In 2007, TENNIS.com’s Peter Bodo wrote a prescient blog post, “The Perfect Player,” calling attention to a then-19-year old Novak Djokovic and his remarkably well-balanced game. It became a widely disseminated and oft-cited article that, given the premise of the story, left a juicy question dangling: where do you go from “perfect?”
Here, some 16 years later, we asked him to revisit that post asking what, if anything, has changed in the intervening years?—The editors
NEW YORK—Following Novak Djokovic throughout his career has been a little bit like watching a museum-grade black-and-white photograph being developed in the darkroom of a master photographer. The photo paper with the latent image is slipped into a chemical bath and gradually a picture emerges, sometimes so slowly that you don’t notice how substantially the final image differs from the rough, early outlines.
So it goes with Djokovic, the all-time men’s Grand Slam singles champion and No. 2 seed at this US Open. Much about the 36-year-old paragon’s game and person is similar to what it was 16-plus years ago—in some cases, improbably so. But much has changed as well.

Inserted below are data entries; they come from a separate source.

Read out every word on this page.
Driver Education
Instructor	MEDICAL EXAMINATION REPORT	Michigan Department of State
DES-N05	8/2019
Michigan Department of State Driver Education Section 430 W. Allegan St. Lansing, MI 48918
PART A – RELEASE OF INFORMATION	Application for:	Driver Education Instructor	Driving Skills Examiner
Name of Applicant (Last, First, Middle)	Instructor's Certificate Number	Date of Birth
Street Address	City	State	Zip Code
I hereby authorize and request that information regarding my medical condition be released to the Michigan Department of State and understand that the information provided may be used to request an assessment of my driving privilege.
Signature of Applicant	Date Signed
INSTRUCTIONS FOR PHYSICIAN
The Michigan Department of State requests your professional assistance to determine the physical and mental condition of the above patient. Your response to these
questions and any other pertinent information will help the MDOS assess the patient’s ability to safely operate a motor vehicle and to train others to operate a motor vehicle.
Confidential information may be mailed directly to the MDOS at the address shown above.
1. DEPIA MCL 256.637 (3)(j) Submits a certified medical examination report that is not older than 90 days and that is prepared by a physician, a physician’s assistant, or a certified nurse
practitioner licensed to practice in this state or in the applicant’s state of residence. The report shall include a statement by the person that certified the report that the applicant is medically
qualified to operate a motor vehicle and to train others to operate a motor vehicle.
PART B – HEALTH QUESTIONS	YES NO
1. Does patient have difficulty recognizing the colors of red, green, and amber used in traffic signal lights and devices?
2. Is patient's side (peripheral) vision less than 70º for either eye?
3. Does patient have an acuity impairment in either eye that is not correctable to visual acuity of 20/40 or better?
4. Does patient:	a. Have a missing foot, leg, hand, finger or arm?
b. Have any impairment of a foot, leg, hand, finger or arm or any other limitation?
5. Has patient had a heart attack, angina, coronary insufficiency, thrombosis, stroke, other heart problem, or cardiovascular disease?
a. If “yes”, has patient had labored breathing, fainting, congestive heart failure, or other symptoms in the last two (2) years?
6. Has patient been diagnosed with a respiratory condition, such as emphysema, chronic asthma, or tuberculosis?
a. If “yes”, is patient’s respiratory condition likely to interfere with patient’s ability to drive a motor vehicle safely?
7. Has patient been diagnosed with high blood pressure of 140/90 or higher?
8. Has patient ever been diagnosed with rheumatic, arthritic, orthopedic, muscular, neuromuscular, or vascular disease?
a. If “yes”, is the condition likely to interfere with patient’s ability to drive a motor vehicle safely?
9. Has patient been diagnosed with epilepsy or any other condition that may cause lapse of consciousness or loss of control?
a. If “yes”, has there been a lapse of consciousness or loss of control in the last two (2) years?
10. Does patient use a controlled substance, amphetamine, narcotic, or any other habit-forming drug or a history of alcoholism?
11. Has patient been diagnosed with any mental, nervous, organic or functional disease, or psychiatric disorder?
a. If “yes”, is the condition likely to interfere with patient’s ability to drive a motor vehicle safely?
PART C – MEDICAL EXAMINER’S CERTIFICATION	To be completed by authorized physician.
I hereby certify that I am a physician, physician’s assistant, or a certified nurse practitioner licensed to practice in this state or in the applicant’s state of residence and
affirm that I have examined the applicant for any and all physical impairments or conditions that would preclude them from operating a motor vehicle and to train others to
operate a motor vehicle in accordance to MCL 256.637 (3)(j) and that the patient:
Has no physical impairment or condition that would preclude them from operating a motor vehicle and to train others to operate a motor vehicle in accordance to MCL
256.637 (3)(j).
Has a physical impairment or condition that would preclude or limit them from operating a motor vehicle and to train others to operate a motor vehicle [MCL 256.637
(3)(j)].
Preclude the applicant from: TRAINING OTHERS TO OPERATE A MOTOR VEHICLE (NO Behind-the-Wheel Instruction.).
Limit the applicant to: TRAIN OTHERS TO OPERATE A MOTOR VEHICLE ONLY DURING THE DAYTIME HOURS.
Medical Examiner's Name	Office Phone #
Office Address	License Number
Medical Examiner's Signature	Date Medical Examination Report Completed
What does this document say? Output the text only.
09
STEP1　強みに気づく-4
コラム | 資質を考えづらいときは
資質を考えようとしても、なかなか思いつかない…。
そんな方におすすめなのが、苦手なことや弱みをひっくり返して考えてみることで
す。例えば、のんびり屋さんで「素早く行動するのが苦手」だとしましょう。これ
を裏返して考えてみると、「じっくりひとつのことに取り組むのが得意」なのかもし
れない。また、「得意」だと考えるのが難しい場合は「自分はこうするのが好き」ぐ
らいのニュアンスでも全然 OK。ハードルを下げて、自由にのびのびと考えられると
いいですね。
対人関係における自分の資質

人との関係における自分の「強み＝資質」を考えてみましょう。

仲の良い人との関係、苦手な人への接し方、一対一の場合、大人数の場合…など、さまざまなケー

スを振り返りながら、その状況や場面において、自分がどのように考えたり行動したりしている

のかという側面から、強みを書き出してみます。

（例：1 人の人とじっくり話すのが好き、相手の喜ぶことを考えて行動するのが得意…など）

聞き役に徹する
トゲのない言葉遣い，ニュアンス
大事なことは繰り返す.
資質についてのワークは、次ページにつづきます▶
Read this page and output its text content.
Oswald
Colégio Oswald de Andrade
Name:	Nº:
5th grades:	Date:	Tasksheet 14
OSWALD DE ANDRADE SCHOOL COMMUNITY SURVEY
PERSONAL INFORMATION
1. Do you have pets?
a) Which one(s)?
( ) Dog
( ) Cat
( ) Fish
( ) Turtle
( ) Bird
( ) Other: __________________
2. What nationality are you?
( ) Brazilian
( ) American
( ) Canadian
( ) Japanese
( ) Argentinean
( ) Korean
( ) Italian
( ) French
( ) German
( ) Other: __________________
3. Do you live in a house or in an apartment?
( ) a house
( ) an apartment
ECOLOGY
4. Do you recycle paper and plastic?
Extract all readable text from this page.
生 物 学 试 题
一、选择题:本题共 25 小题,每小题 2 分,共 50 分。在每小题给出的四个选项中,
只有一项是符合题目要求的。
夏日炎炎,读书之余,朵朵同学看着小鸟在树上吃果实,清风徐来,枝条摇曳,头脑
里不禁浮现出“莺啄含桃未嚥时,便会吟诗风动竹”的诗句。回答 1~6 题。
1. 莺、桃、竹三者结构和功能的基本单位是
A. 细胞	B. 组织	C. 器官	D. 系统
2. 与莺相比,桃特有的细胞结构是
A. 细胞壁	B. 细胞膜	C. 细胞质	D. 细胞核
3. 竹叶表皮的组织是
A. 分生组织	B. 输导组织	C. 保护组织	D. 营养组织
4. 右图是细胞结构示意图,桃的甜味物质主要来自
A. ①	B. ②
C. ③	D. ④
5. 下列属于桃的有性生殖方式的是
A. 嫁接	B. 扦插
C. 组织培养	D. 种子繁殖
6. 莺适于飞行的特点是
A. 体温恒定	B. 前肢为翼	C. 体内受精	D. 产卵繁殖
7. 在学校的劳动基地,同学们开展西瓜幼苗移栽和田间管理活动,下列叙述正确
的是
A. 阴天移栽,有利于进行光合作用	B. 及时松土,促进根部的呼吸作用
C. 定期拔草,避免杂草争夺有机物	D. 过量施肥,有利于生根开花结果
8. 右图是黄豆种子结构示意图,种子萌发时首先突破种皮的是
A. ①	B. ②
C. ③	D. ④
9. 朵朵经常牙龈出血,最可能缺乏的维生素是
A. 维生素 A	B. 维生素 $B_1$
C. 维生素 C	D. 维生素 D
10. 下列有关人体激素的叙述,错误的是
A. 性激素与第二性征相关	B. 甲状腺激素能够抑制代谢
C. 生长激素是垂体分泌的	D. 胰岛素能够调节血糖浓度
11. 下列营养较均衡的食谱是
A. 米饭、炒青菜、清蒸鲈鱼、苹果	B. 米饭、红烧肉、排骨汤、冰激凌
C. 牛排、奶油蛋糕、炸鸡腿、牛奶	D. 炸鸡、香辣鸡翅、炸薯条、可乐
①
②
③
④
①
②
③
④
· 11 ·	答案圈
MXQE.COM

Djokovic’s elasticity and long, loose limbs are still those of an ideal athletic body. He still has a marvelous economy of motion. The eye-catching trunk-and-shoulder rotation and quick feet he first displayed back in 2007 remain striking today. Djokovic had some rough edges back then, but they have been painstakingly smoothed out, burr by burr. Once prone to outbursts of anger, he now uses adversity as fuel.